“Eu ia de MTB porque me divertia”: o líder do Giro da Itália lembra seus começos no XCO

Mountain Bike 13/05/26 21:58 Migue A.

A quinta etapa do Giro da Itália 2026 mudou completamente a corrida e deixou uma das histórias mais inesperadas deste início de temporada. Afonso Eulálio (Bahrain Victorious) terminou o dia vestido de rosa após uma jornada caótica rumo a Potenza, culminando assim uma ascensão meteórica que há apenas alguns anos parecia impossível.

Afonso Eulálio, da Copa de Portugal XCO à Maglia Rosa do Giro: “Eu andava de MTB porque me divertia”

Porque antes de chegar ao WorldTour e se tornar líder do Giro, o português estava competindo em mountain bike. Concretamente em provas júnior da Copa de Portugal XCO durante 2018 e 2019, quando ainda desenvolvia grande parte de sua formação sobre bicicletas de montanha.

Agora, com 24 anos, ele acaba de se tornar o terceiro português da história a vestir a Maglia Rosa, depois de Acácio Da Silva e João Almeida.

“Eu ia de MTB porque me divertia”: o líder do Giro da Itália lembra seus começos no XCO

“Eu andava de MTB porque me divertia”

Após a etapa, Eulálio deixou algumas das declarações mais espontâneas e sinceras deste Giro ao recordar precisamente aqueles anos no MTB.

“Eu corria de mountain bike em Portugal e me divertia muito. Era feliz. Agora corro no WorldTour e estou aqui no Giro com a Maglia Rosa. É incrível. Não é um sonho, é uma loucura”.

“Eu ia de MTB porque me divertia”: o líder do Giro da Itália lembra seus começos no XCO

O corredor da Bahrain Victorious explicou ainda como acabou chegando ao ciclismo de estrada: “Algumas equipes me pediram para experimentar na estrada. Eu gostei e agora estou aqui no WorldTour”.

A progressão do português tem sido rapidíssima. Ele deu o salto profissional com a Bahrain Victorious em 2025 e, apenas uma temporada depois, já lidera uma grande volta.

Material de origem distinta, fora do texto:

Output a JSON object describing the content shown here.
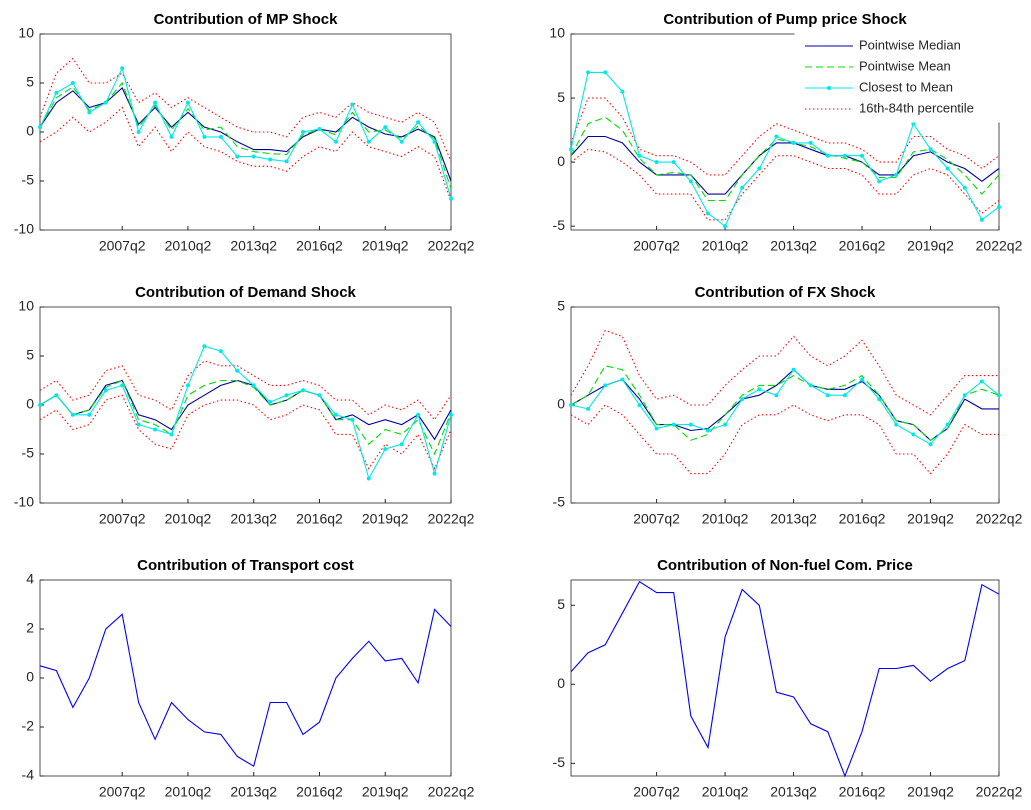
{
  "chart_data": [
    {
      "type": "line",
      "title": "Contribution of MP Shock",
      "x": [
        2003.5,
        2004.25,
        2005,
        2005.75,
        2006.5,
        2007.25,
        2008,
        2008.75,
        2009.5,
        2010.25,
        2011,
        2011.75,
        2012.5,
        2013.25,
        2014,
        2014.75,
        2015.5,
        2016.25,
        2017,
        2017.75,
        2018.5,
        2019.25,
        2020,
        2020.75,
        2021.5,
        2022.25
      ],
      "xlim": [
        2003.5,
        2022.25
      ],
      "xticks": [
        {
          "value": 2007.25,
          "label": "2007q2"
        },
        {
          "value": 2010.25,
          "label": "2010q2"
        },
        {
          "value": 2013.25,
          "label": "2013q2"
        },
        {
          "value": 2016.25,
          "label": "2016q2"
        },
        {
          "value": 2019.25,
          "label": "2019q2"
        },
        {
          "value": 2022.25,
          "label": "2022q2"
        }
      ],
      "ylim": [
        -10,
        10
      ],
      "yticks": [
        -10,
        -5,
        0,
        5,
        10
      ],
      "series": [
        {
          "name": "Pointwise Median",
          "color": "#0000a0",
          "linestyle": "solid",
          "values": [
            0.5,
            3,
            4.2,
            2.5,
            3,
            4.5,
            0.8,
            2.5,
            0.5,
            2,
            0.5,
            0,
            -1,
            -1.8,
            -1.8,
            -2,
            -0.5,
            0.3,
            0,
            1.5,
            0.5,
            -0.2,
            -0.5,
            0.3,
            -0.5,
            -5
          ]
        },
        {
          "name": "Pointwise Mean",
          "color": "#00dd00",
          "linestyle": "dashed",
          "values": [
            0.5,
            3.5,
            4.6,
            2.2,
            3,
            5,
            0.5,
            2.7,
            0.2,
            2.4,
            0.2,
            0.5,
            -1.5,
            -2,
            -2.2,
            -2.3,
            -0.3,
            0.3,
            -0.3,
            2,
            0,
            0.2,
            -0.7,
            0.6,
            -0.7,
            -5.8
          ]
        },
        {
          "name": "Closest to Mean",
          "color": "#00e8e8",
          "linestyle": "solid",
          "marker": "dot",
          "values": [
            0.5,
            4,
            5,
            2,
            3,
            6.5,
            0,
            3,
            -0.5,
            3,
            -0.5,
            -0.5,
            -2.5,
            -2.5,
            -2.8,
            -3,
            0,
            0.3,
            -1,
            2.8,
            -1,
            0.5,
            -1,
            1,
            -1,
            -6.8
          ]
        },
        {
          "name": "16th-84th percentile",
          "color": "#ff0000",
          "linestyle": "dotted",
          "upper": [
            1.5,
            6,
            7.5,
            5,
            5,
            6,
            3,
            4,
            2.5,
            3.5,
            2.5,
            1.5,
            0.5,
            0,
            0,
            -0.5,
            1.5,
            2,
            1.5,
            3,
            2,
            1.5,
            1,
            2,
            1,
            -3
          ],
          "lower": [
            -1,
            0,
            1.5,
            0,
            1,
            2.5,
            -1.5,
            0.5,
            -2,
            0,
            -1.5,
            -2,
            -3,
            -3.5,
            -3.5,
            -4,
            -2.5,
            -1.5,
            -2,
            0,
            -1.5,
            -2,
            -2.5,
            -1.5,
            -2.5,
            -7
          ]
        }
      ]
    },
    {
      "type": "line",
      "title": "Contribution of Pump price Shock",
      "legend": "upper right",
      "x": [
        2003.5,
        2004.25,
        2005,
        2005.75,
        2006.5,
        2007.25,
        2008,
        2008.75,
        2009.5,
        2010.25,
        2011,
        2011.75,
        2012.5,
        2013.25,
        2014,
        2014.75,
        2015.5,
        2016.25,
        2017,
        2017.75,
        2018.5,
        2019.25,
        2020,
        2020.75,
        2021.5,
        2022.25
      ],
      "xlim": [
        2003.5,
        2022.25
      ],
      "xticks": [
        {
          "value": 2007.25,
          "label": "2007q2"
        },
        {
          "value": 2010.25,
          "label": "2010q2"
        },
        {
          "value": 2013.25,
          "label": "2013q2"
        },
        {
          "value": 2016.25,
          "label": "2016q2"
        },
        {
          "value": 2019.25,
          "label": "2019q2"
        },
        {
          "value": 2022.25,
          "label": "2022q2"
        }
      ],
      "ylim": [
        -5.3,
        10
      ],
      "yticks": [
        -5,
        0,
        5,
        10
      ],
      "series": [
        {
          "name": "Pointwise Median",
          "color": "#0000a0",
          "linestyle": "solid",
          "values": [
            0.5,
            2,
            2,
            1.5,
            0,
            -1,
            -1,
            -1,
            -2.5,
            -2.5,
            -1,
            0.5,
            1.5,
            1.5,
            1,
            0.5,
            0.5,
            0,
            -1,
            -1,
            0.5,
            0.8,
            0,
            -0.5,
            -1.5,
            -0.5
          ]
        },
        {
          "name": "Pointwise Mean",
          "color": "#00dd00",
          "linestyle": "dashed",
          "values": [
            0.5,
            3,
            3.5,
            2.5,
            0.3,
            -1,
            -0.8,
            -1,
            -3,
            -3,
            -1,
            0.5,
            1.8,
            1.5,
            1.2,
            0.6,
            0.3,
            0,
            -1.2,
            -1.2,
            0.8,
            1,
            0.2,
            -1,
            -2.5,
            -1
          ]
        },
        {
          "name": "Closest to Mean",
          "color": "#00e8e8",
          "linestyle": "solid",
          "marker": "dot",
          "values": [
            1,
            7,
            7,
            5.5,
            0.5,
            0,
            0,
            -1.5,
            -4,
            -5,
            -2,
            -0.5,
            2,
            1.5,
            1.5,
            0.5,
            0.5,
            0.5,
            -1.5,
            -1,
            3,
            1,
            -0.5,
            -2,
            -4.5,
            -3.5
          ]
        },
        {
          "name": "16th-84th percentile",
          "color": "#ff0000",
          "linestyle": "dotted",
          "upper": [
            1.5,
            5,
            5,
            3.5,
            1,
            0.5,
            0.5,
            0,
            -1,
            -1,
            0.5,
            2,
            3,
            2.5,
            2,
            1.5,
            1.5,
            1,
            0,
            0,
            2,
            2,
            1,
            0.5,
            -0.5,
            0.5
          ],
          "lower": [
            0,
            1,
            0.8,
            0,
            -1,
            -2.5,
            -2.5,
            -2.5,
            -4.5,
            -4.5,
            -2.5,
            -1,
            0.5,
            0.5,
            0,
            -0.5,
            -0.5,
            -1,
            -2.5,
            -2.5,
            -1,
            -0.5,
            -1,
            -2.5,
            -4,
            -3
          ]
        }
      ]
    },
    {
      "type": "line",
      "title": "Contribution of Demand Shock",
      "x": [
        2003.5,
        2004.25,
        2005,
        2005.75,
        2006.5,
        2007.25,
        2008,
        2008.75,
        2009.5,
        2010.25,
        2011,
        2011.75,
        2012.5,
        2013.25,
        2014,
        2014.75,
        2015.5,
        2016.25,
        2017,
        2017.75,
        2018.5,
        2019.25,
        2020,
        2020.75,
        2021.5,
        2022.25
      ],
      "xlim": [
        2003.5,
        2022.25
      ],
      "xticks": [
        {
          "value": 2007.25,
          "label": "2007q2"
        },
        {
          "value": 2010.25,
          "label": "2010q2"
        },
        {
          "value": 2013.25,
          "label": "2013q2"
        },
        {
          "value": 2016.25,
          "label": "2016q2"
        },
        {
          "value": 2019.25,
          "label": "2019q2"
        },
        {
          "value": 2022.25,
          "label": "2022q2"
        }
      ],
      "ylim": [
        -10,
        10
      ],
      "yticks": [
        -10,
        -5,
        0,
        5,
        10
      ],
      "series": [
        {
          "name": "Pointwise Median",
          "color": "#0000a0",
          "linestyle": "solid",
          "values": [
            0,
            1,
            -1,
            -0.5,
            2,
            2.5,
            -1,
            -1.5,
            -2.5,
            0,
            1,
            2,
            2.5,
            2,
            0,
            0.5,
            1.5,
            1,
            -1.5,
            -1,
            -2,
            -1.5,
            -2,
            -1,
            -3.5,
            -0.5
          ]
        },
        {
          "name": "Pointwise Mean",
          "color": "#00dd00",
          "linestyle": "dashed",
          "values": [
            0,
            1,
            -1,
            -0.5,
            1.8,
            2.5,
            -1.5,
            -2,
            -3,
            1,
            2,
            2.5,
            2.5,
            1.8,
            0,
            0.5,
            1.5,
            1,
            -1.5,
            -1.5,
            -4,
            -2.5,
            -3,
            -1.5,
            -5,
            -0.8
          ]
        },
        {
          "name": "Closest to Mean",
          "color": "#00e8e8",
          "linestyle": "solid",
          "marker": "dot",
          "values": [
            0,
            1,
            -1,
            -1,
            1.5,
            2,
            -2,
            -2.5,
            -3,
            2,
            6,
            5.5,
            3.5,
            2,
            0.3,
            1,
            1.5,
            1,
            -1,
            -1.5,
            -7.5,
            -4.5,
            -4,
            -1,
            -7,
            -1
          ]
        },
        {
          "name": "16th-84th percentile",
          "color": "#ff0000",
          "linestyle": "dotted",
          "upper": [
            1.5,
            2.5,
            0.5,
            1,
            3.5,
            4,
            1,
            0.5,
            -0.5,
            3,
            4.5,
            4,
            4,
            3,
            2,
            2,
            2.5,
            2,
            0.5,
            0.5,
            -1,
            0,
            -0.5,
            0.5,
            -1.5,
            1
          ],
          "lower": [
            -1.5,
            -0.5,
            -2.5,
            -2,
            0.5,
            1,
            -2.5,
            -4,
            -4.5,
            -1,
            0,
            0.5,
            0.5,
            0,
            -1.5,
            -1,
            0,
            -0.5,
            -3,
            -3,
            -6.5,
            -4,
            -5,
            -3,
            -6.5,
            -2.5
          ]
        }
      ]
    },
    {
      "type": "line",
      "title": "Contribution of FX Shock",
      "x": [
        2003.5,
        2004.25,
        2005,
        2005.75,
        2006.5,
        2007.25,
        2008,
        2008.75,
        2009.5,
        2010.25,
        2011,
        2011.75,
        2012.5,
        2013.25,
        2014,
        2014.75,
        2015.5,
        2016.25,
        2017,
        2017.75,
        2018.5,
        2019.25,
        2020,
        2020.75,
        2021.5,
        2022.25
      ],
      "xlim": [
        2003.5,
        2022.25
      ],
      "xticks": [
        {
          "value": 2007.25,
          "label": "2007q2"
        },
        {
          "value": 2010.25,
          "label": "2010q2"
        },
        {
          "value": 2013.25,
          "label": "2013q2"
        },
        {
          "value": 2016.25,
          "label": "2016q2"
        },
        {
          "value": 2019.25,
          "label": "2019q2"
        },
        {
          "value": 2022.25,
          "label": "2022q2"
        }
      ],
      "ylim": [
        -5,
        5
      ],
      "yticks": [
        -5,
        0,
        5
      ],
      "series": [
        {
          "name": "Pointwise Median",
          "color": "#0000a0",
          "linestyle": "solid",
          "values": [
            0,
            0.5,
            1,
            1.3,
            0.3,
            -1,
            -1,
            -1.3,
            -1.2,
            -0.5,
            0.3,
            0.5,
            1,
            1.8,
            1,
            0.8,
            0.8,
            1.2,
            0.5,
            -0.8,
            -1,
            -1.8,
            -1.2,
            0.3,
            -0.2,
            -0.2
          ]
        },
        {
          "name": "Pointwise Mean",
          "color": "#00dd00",
          "linestyle": "dashed",
          "values": [
            0,
            0.5,
            2,
            1.8,
            0.5,
            -1,
            -1,
            -1.8,
            -1.5,
            -0.5,
            0.5,
            1,
            1,
            1.5,
            1,
            0.8,
            1,
            1.5,
            0.5,
            -0.8,
            -1,
            -1.8,
            -1.2,
            0.5,
            0.8,
            0.5
          ]
        },
        {
          "name": "Closest to Mean",
          "color": "#00e8e8",
          "linestyle": "solid",
          "marker": "dot",
          "values": [
            0,
            -0.2,
            1,
            1.3,
            0,
            -1.2,
            -1,
            -1,
            -1.3,
            -1,
            0.3,
            0.8,
            0.5,
            1.8,
            1,
            0.5,
            0.5,
            1.3,
            0.3,
            -1,
            -1.5,
            -2,
            -1,
            0.5,
            1.2,
            0.5
          ]
        },
        {
          "name": "16th-84th percentile",
          "color": "#ff0000",
          "linestyle": "dotted",
          "upper": [
            0.5,
            2,
            3.8,
            3.5,
            1.5,
            0.3,
            0.5,
            0,
            0,
            1,
            1.8,
            2.5,
            2.5,
            3.5,
            2.5,
            2,
            2.5,
            3.3,
            2,
            0.5,
            0,
            -0.5,
            0.5,
            1.5,
            1.5,
            1.5
          ],
          "lower": [
            -0.5,
            -1,
            0,
            -0.5,
            -1.5,
            -2.5,
            -2.5,
            -3.5,
            -3.5,
            -2.5,
            -1,
            -0.5,
            -0.5,
            0,
            -0.5,
            -0.8,
            -0.5,
            -0.5,
            -1,
            -2.5,
            -2.5,
            -3.5,
            -2.5,
            -1,
            -1.5,
            -1.5
          ]
        }
      ]
    },
    {
      "type": "line",
      "title": "Contribution of Transport cost",
      "x": [
        2003.5,
        2004.25,
        2005,
        2005.75,
        2006.5,
        2007.25,
        2008,
        2008.75,
        2009.5,
        2010.25,
        2011,
        2011.75,
        2012.5,
        2013.25,
        2014,
        2014.75,
        2015.5,
        2016.25,
        2017,
        2017.75,
        2018.5,
        2019.25,
        2020,
        2020.75,
        2021.5,
        2022.25
      ],
      "xlim": [
        2003.5,
        2022.25
      ],
      "xticks": [
        {
          "value": 2007.25,
          "label": "2007q2"
        },
        {
          "value": 2010.25,
          "label": "2010q2"
        },
        {
          "value": 2013.25,
          "label": "2013q2"
        },
        {
          "value": 2016.25,
          "label": "2016q2"
        },
        {
          "value": 2019.25,
          "label": "2019q2"
        },
        {
          "value": 2022.25,
          "label": "2022q2"
        }
      ],
      "ylim": [
        -4,
        4
      ],
      "yticks": [
        -4,
        -2,
        0,
        2,
        4
      ],
      "series": [
        {
          "color": "#0000ff",
          "linestyle": "solid",
          "values": [
            0.5,
            0.3,
            -1.2,
            0,
            2,
            2.6,
            -1,
            -2.5,
            -1,
            -1.7,
            -2.2,
            -2.3,
            -3.2,
            -3.6,
            -1,
            -1,
            -2.3,
            -1.8,
            0,
            0.8,
            1.5,
            0.7,
            0.8,
            -0.2,
            2.8,
            2.1
          ]
        }
      ]
    },
    {
      "type": "line",
      "title": "Contribution of Non-fuel Com. Price",
      "x": [
        2003.5,
        2004.25,
        2005,
        2005.75,
        2006.5,
        2007.25,
        2008,
        2008.75,
        2009.5,
        2010.25,
        2011,
        2011.75,
        2012.5,
        2013.25,
        2014,
        2014.75,
        2015.5,
        2016.25,
        2017,
        2017.75,
        2018.5,
        2019.25,
        2020,
        2020.75,
        2021.5,
        2022.25
      ],
      "xlim": [
        2003.5,
        2022.25
      ],
      "xticks": [
        {
          "value": 2007.25,
          "label": "2007q2"
        },
        {
          "value": 2010.25,
          "label": "2010q2"
        },
        {
          "value": 2013.25,
          "label": "2013q2"
        },
        {
          "value": 2016.25,
          "label": "2016q2"
        },
        {
          "value": 2019.25,
          "label": "2019q2"
        },
        {
          "value": 2022.25,
          "label": "2022q2"
        }
      ],
      "ylim": [
        -5.8,
        6.6
      ],
      "yticks": [
        -5,
        0,
        5
      ],
      "series": [
        {
          "color": "#0000ff",
          "linestyle": "solid",
          "values": [
            0.8,
            2,
            2.5,
            4.5,
            6.5,
            5.8,
            5.8,
            -2,
            -4,
            3,
            6,
            5,
            -0.5,
            -0.8,
            -2.5,
            -3,
            -5.8,
            -3,
            1,
            1,
            1.2,
            0.2,
            1,
            1.5,
            6.3,
            5.7
          ]
        }
      ]
    }
  ]
}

Eulálio esteve muito perto de completar um double histórico em Potenza. O português chegou destacado junto a Igor Arrieta após uma jornada marcada por chuva, ataques constantes e um pelotão completamente descontrolado.

Ambos os corredores sofreram até quedas nos quilômetros finais e o próprio Eulálio reconheceu após a linha de chegada que mal entendia o que havia acontecido. “Eu também caí. Foi tudo caótico e rapidíssimo”.

O português quis destacar especialmente o trabalho de seu mecânico durante a troca de bicicleta após a queda: “Tenho que agradecer ao mecânico porque ele foi incrível e me deu a bicicleta imediatamente. Nesses momentos você não pensa na dor, só quer continuar pedalando para ganhar a etapa e pegar a Maglia Rosa”.

Finalmente, ele acabou cedendo a vitória para Arrieta nos últimos metros, completamente esgotado após mais de 200 quilômetros de desgaste: “Chegamos mortos. Lutávamos em cima da bicicleta. Isso não foi um sprint”.

Bahrain perde Buitrago… e encontra um líder inesperado

O Giro da Bahrain Victorious parecia ter se complicado muito após a desistência de Santiago Buitrago na queda massiva na Bulgária. No entanto, a equipe reagiu imediatamente buscando protagonismo nas fugas e encontrando agora uma liderança inesperada com Eulálio.

O português também teve palavras muito importantes para Damiano Caruso, um dos veteranos da equipe e uma figura chave em sua evolução: “É meu capitão. Damiano é uma das melhores pessoas da equipe. Aprendo muito com ele”.

Ambos compartilharam recentemente uma concentração em altitude no Teide antes do Giro: “Fizemos juntos um training camp em Tenerife e foi perfeito”.

O Blockhaus decidirá quanto dura o sonho

Embora Eulálio saia agora como líder sólido da corrida, o próprio português reconhece que defender a Maglia Rosa não será simples: “Tenho muitos minutos, mas na sexta-feira chega uma etapa longuíssima e uma subida muito dura”.

Ele se refere ao Blockhaus, a primeira grande chegada em alta deste Giro e um dos dias mais esperados pelos favoritos à geral. Além disso, o português sabe que ainda resta a longuíssima contrarrelógio de 42 quilômetros na Toscana, um terreno onde admite precisar de ajuda: “Talvez minha namorada Marisa Ferreira possa me ajudar. Ela também foi ciclista e era uma ótima contrarrelogista. Inclusive foi campeã nacional”.